DISCUSSION: The apparent habit of the foreigners to appeal to the hospital emergencies could be, at least partially, due to a minority or cultural factor: the patients seem to be easily appealing to a great hospital rather than to a territorial policlinic by failure to find a psychiatrist into the Swiss health network. This hypothesis is to be confirmed by further studies. The inexistence of significant differences in management of the patients with the same diagnosis between the two patient groups suggests the equality of resources spent for the two patient groups. The main methodological limit of this study consists of the gathering of different immigrated nationalities in a unique patient group in order to find, if any, significant differences in comparison to the Swiss patients, whereas may be matter of heterogeneous populations.

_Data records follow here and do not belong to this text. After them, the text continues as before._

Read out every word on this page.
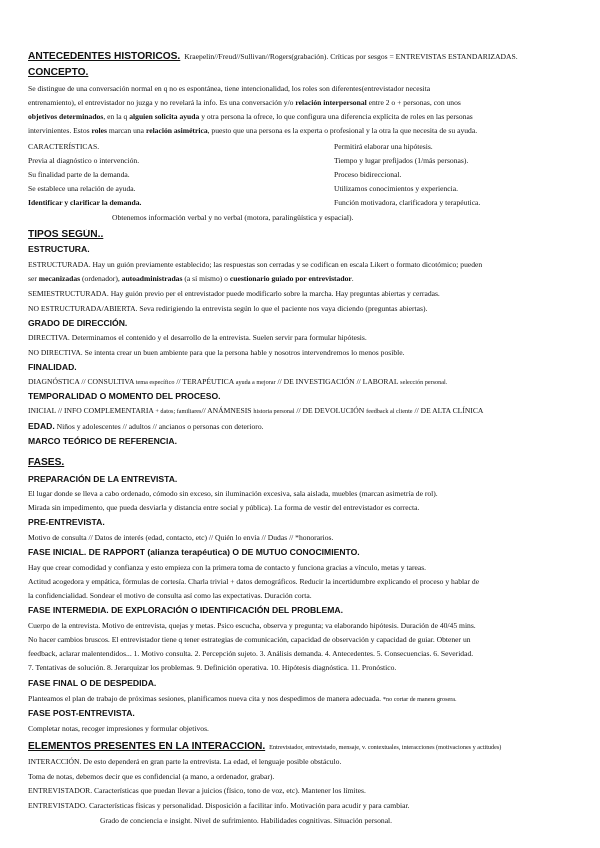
ANTECEDENTES HISTÓRICOS. Kraepelin//Freud//Sullivan//Rogers(grabación). Críticas por sesgos = ENTREVISTAS ESTANDARIZADAS.
CONCEPTO.
Se distingue de una conversación normal en q no es espontánea, tiene intencionalidad, los roles son diferentes(entrevistador necesita
entrenamiento), el entrevistador no juzga y no revelará la info. Es una conversación y/o relación interpersonal entre 2 o + personas, con unos
objetivos determinados, en la q alguien solicita ayuda y otra persona la ofrece, lo que configura una diferencia explícita de roles en las personas
intervinientes. Estos roles marcan una relación asimétrica, puesto que una persona es la experta o profesional y la otra la que necesita de su ayuda.
CARACTERÍSTICAS.
Previa al diagnóstico o intervención.
Su finalidad parte de la demanda.
Se establece una relación de ayuda.
Identificar y clarificar la demanda.
Permitirá elaborar una hipótesis.
Tiempo y lugar prefijados (1/más personas).
Proceso bidireccional.
Utilizamos conocimientos y experiencia.
Función motivadora, clarificadora y terapéutica.
Obtenemos información verbal y no verbal (motora, paralingüística y espacial).
TIPOS SEGÚN..
ESTRUCTURA.
ESTRUCTURADA. Hay un guión previamente establecido; las respuestas son cerradas y se codifican en escala Likert o formato dicotómico; pueden
ser mecanizadas (ordenador), autoadministradas (a sí mismo) o cuestionario guiado por entrevistador.
SEMIESTRUCTURADA. Hay guión previo per el entrevistador puede modificarlo sobre la marcha. Hay preguntas abiertas y cerradas.
NO ESTRUCTURADA/ABIERTA. Seva redirigiendo la entrevista según lo que el paciente nos vaya diciendo (preguntas abiertas).
GRADO DE DIRECCIÓN.
DIRECTIVA. Determinamos el contenido y el desarrollo de la entrevista. Suelen servir para formular hipótesis.
NO DIRECTIVA. Se intenta crear un buen ambiente para que la persona hable y nosotros intervendremos lo menos posible.
FINALIDAD.
DIAGNÓSTICA // CONSULTIVA tema específico // TERAPÉUTICA ayuda a mejorar // DE INVESTIGACIÓN // LABORAL selección personal.
TEMPORALIDAD O MOMENTO DEL PROCESO.
INICIAL // INFO COMPLEMENTARIA + datos; familiares// ANÁMNESIS historia personal // DE DEVOLUCIÓN feedback al cliente // DE ALTA CLÍNICA
EDAD. Niños y adolescentes // adultos // ancianos o personas con deterioro.
MARCO TEÓRICO DE REFERENCIA.
FASES.
PREPARACIÓN DE LA ENTREVISTA.
El lugar donde se lleva a cabo ordenado, cómodo sin exceso, sin iluminación excesiva, sala aislada, muebles (marcan asimetría de rol).
Mirada sin impedimento, que pueda desviarla y distancia entre social y pública). La forma de vestir del entrevistador es correcta.
PRE-ENTREVISTA.
Motivo de consulta // Datos de interés (edad, contacto, etc) // Quién lo envía // Dudas // *honorarios.
FASE INICIAL. DE RAPPORT (alianza terapéutica) O DE MUTUO CONOCIMIENTO.
Hay que crear comodidad y confianza y esto empieza con la primera toma de contacto y funciona gracias a vínculo, metas y tareas.
Actitud acogedora y empática, fórmulas de cortesía. Charla trivial + datos demográficos. Reducir la incertidumbre explicando el proceso y hablar de
la confidencialidad. Sondear el motivo de consulta así como las expectativas. Duración corta.
FASE INTERMEDIA. DE EXPLORACIÓN O IDENTIFICACIÓN DEL PROBLEMA.
Cuerpo de la entrevista. Motivo de entrevista, quejas y metas. Psico escucha, observa y pregunta; va elaborando hipótesis. Duración de 40/45 mins.
No hacer cambios bruscos. El entrevistador tiene q tener estrategias de comunicación, capacidad de observación y capacidad de guiar. Obtener un
feedback, aclarar malentendidos... 1. Motivo consulta. 2. Percepción sujeto. 3. Análisis demanda. 4. Antecedentes. 5. Consecuencias. 6. Severidad.
7. Tentativas de solución. 8. Jerarquizar los problemas. 9. Definición operativa. 10. Hipótesis diagnóstica. 11. Pronóstico.
FASE FINAL O DE DESPEDIDA.
Planteamos el plan de trabajo de próximas sesiones, planificamos nueva cita y nos despedimos de manera adecuada. *no cortar de manera grosera.
FASE POST-ENTREVISTA.
Completar notas, recoger impresiones y formular objetivos.
ELEMENTOS PRESENTES EN LA INTERACCIÓN. Entrevistador, entrevistado, mensaje, v. contextuales, interacciones (motivaciones y actitudes)
INTERACCIÓN. De esto dependerá en gran parte la entrevista. La edad, el lenguaje posible obstáculo.
Toma de notas, debemos decir que es confidencial (a mano, a ordenador, grabar).
ENTREVISTADOR. Características que puedan llevar a juicios (físico, tono de voz, etc). Mantener los límites.
ENTREVISTADO. Características físicas y personalidad. Disposición a facilitar info. Motivación para acudir y para cambiar.
Grado de conciencia e insight. Nivel de sufrimiento. Habilidades cognitivas. Situación personal.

CONCLUSION: These observations suggest that further researches are needed to clarify the decision-making process in diagnosis and patient management in psychiatric emergency department, especially for foreigners, and to distinguish different cultural groups rather than different nationalities. The reassessment of all patients with their clinical evolution and the allocated health resources could lead to the question on the relevance of health management decisions in psychiatric emergency circumstances, as well as to the question on the influence of the foreigner status on therapeutic decisions.